顾长安扶着栏杆,已经虚脱得快要站不稳了,他在那极乐之境的软玉温香里晕头转向,终于想起自己来此的目的,然后挣扎着起身,一扇门一扇门地乱闯,满世界地找寻那个人。他浑身酸软无力,对缠上身的美人儿视如蛇蝎,惊慌地躲避,磕磕碰碰,头破血流,终于在推开某一扇门后,他闯出了塔楼,狼狈地站在扶梯上。

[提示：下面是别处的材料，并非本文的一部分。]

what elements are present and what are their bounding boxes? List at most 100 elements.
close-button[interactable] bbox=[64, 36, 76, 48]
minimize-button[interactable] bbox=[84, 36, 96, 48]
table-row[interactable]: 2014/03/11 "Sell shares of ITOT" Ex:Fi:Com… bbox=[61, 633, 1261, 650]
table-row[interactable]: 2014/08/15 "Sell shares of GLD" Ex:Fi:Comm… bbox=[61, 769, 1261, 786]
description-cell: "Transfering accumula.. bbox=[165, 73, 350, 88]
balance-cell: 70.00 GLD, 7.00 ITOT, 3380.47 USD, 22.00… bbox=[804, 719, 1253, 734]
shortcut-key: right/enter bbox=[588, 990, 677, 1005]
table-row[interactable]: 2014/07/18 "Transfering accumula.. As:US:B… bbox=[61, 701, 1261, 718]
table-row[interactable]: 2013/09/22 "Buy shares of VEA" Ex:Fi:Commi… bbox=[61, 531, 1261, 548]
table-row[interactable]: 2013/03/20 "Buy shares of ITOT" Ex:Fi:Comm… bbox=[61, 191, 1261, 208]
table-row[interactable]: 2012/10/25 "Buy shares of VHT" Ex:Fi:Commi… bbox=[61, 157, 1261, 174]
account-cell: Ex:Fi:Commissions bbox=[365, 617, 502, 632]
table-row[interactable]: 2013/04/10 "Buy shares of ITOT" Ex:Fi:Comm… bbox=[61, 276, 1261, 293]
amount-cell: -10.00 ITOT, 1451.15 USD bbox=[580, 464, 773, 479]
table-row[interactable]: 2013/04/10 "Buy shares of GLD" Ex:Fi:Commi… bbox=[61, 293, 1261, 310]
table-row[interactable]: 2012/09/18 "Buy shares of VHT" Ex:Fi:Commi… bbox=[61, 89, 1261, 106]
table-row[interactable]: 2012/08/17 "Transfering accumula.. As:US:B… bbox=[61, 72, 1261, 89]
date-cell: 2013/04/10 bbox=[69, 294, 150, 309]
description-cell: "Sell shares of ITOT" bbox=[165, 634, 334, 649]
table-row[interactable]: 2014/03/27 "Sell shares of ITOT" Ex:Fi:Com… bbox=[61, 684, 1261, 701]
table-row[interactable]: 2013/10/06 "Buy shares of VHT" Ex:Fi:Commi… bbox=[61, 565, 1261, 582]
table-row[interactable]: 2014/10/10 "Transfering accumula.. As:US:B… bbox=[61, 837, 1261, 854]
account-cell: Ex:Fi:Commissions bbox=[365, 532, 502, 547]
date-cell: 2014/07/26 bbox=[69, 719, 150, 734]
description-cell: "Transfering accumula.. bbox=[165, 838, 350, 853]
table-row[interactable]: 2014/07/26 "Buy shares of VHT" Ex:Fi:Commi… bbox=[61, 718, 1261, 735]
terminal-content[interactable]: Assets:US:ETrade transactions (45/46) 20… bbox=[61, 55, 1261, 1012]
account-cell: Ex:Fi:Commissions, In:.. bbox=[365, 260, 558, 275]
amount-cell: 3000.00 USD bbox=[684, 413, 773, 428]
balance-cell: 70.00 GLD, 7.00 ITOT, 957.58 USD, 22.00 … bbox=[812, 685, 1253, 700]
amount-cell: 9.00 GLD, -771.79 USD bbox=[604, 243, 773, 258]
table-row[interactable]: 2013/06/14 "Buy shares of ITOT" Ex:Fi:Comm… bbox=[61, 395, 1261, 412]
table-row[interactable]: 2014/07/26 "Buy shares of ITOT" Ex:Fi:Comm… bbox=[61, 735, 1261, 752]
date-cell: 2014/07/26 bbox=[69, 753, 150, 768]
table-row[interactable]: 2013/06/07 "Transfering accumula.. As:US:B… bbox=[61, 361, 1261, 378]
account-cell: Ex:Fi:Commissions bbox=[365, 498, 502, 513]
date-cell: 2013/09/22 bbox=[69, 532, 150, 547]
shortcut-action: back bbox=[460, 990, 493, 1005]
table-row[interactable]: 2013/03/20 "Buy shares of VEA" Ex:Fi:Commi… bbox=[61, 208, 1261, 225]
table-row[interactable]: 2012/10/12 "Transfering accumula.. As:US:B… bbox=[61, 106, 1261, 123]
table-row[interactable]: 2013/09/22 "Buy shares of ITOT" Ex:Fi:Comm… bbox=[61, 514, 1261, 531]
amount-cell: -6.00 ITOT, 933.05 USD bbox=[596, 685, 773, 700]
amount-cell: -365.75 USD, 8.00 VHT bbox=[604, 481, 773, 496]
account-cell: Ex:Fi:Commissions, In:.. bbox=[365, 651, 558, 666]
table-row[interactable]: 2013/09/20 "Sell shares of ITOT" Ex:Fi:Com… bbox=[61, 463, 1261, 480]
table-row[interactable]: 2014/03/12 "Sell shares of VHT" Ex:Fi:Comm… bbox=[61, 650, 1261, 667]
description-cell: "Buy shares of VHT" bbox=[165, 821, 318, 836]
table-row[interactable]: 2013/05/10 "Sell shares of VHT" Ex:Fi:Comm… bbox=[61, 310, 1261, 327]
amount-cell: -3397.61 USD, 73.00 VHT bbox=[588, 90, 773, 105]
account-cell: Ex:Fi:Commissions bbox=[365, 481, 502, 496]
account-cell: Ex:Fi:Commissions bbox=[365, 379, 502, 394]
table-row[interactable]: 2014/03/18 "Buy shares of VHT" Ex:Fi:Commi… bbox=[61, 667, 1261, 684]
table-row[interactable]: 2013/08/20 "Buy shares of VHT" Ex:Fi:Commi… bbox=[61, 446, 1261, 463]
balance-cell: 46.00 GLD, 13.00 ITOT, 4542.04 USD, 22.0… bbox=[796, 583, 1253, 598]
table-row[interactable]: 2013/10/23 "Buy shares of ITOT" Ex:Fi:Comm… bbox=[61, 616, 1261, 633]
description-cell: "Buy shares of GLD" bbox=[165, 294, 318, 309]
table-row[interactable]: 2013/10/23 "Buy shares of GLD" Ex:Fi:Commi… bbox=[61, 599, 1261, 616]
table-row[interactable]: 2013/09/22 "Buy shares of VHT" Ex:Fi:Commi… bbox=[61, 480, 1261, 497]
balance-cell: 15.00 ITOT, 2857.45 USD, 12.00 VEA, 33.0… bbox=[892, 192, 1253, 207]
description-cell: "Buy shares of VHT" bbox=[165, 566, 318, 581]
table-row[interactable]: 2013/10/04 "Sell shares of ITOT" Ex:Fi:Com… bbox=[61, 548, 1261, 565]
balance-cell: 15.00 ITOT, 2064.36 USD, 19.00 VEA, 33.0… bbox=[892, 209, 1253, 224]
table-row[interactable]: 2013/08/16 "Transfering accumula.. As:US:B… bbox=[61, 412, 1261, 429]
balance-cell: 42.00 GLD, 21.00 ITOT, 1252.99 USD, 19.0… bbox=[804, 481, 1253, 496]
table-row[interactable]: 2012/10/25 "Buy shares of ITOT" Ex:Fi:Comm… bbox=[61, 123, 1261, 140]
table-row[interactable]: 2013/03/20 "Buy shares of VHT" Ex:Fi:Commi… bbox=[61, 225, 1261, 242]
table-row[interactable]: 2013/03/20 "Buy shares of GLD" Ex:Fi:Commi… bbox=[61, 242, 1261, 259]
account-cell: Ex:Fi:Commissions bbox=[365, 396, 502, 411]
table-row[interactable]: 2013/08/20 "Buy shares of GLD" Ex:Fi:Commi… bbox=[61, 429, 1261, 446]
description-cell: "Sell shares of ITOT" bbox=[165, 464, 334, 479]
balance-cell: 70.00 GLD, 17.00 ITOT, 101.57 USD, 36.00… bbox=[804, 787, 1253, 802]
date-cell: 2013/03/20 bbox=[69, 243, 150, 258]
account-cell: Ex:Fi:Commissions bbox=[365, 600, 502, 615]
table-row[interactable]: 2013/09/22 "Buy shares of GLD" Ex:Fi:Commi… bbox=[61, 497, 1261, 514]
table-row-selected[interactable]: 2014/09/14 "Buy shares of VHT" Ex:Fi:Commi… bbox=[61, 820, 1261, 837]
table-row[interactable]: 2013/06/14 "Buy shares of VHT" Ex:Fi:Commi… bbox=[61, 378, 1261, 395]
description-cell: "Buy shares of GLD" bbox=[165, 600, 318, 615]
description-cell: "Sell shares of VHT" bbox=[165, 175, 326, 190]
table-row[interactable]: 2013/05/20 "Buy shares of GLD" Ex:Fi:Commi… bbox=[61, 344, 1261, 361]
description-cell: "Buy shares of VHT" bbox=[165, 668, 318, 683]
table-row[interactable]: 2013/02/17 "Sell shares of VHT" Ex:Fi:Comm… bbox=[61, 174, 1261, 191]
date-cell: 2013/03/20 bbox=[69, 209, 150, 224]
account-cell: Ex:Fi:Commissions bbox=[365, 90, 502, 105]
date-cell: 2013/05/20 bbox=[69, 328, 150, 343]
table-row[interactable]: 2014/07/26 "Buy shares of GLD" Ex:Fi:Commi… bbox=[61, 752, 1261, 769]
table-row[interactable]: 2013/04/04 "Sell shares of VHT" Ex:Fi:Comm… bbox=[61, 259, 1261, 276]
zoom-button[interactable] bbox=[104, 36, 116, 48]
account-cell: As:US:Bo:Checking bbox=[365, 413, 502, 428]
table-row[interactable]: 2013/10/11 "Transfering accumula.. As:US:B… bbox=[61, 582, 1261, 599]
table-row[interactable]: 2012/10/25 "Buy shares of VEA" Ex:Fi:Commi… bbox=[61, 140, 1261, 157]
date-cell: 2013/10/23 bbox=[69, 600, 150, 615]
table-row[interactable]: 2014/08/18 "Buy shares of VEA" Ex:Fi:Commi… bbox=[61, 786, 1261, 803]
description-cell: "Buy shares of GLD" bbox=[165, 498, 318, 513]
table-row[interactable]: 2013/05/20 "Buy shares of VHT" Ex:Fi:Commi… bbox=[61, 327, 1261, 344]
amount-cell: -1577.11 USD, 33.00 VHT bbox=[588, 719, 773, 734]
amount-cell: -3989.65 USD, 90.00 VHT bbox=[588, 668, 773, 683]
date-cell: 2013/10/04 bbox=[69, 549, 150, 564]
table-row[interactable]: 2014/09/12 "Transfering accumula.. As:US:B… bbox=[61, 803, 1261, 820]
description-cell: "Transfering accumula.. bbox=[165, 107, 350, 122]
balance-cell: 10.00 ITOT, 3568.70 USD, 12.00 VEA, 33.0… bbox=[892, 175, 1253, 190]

他一抬眼,就看见站在地涌金莲中的白衣僧人,刀刻般的眉眼,恍如初见。他唤那人的名字,那三个字,像刀刮在他的嗓子眼儿,鲜血淋漓:“唐季年……”嘶哑的嗓音,哽在喉间。他们历尽千辛,终于破镜重圆,却足足迟了十三年。

空舟定定望向顾长安,须臾,仿佛耗尽了一世光阴,又仿佛一眼万年。他张了张嘴,万语千言,却一个字都吐不出来。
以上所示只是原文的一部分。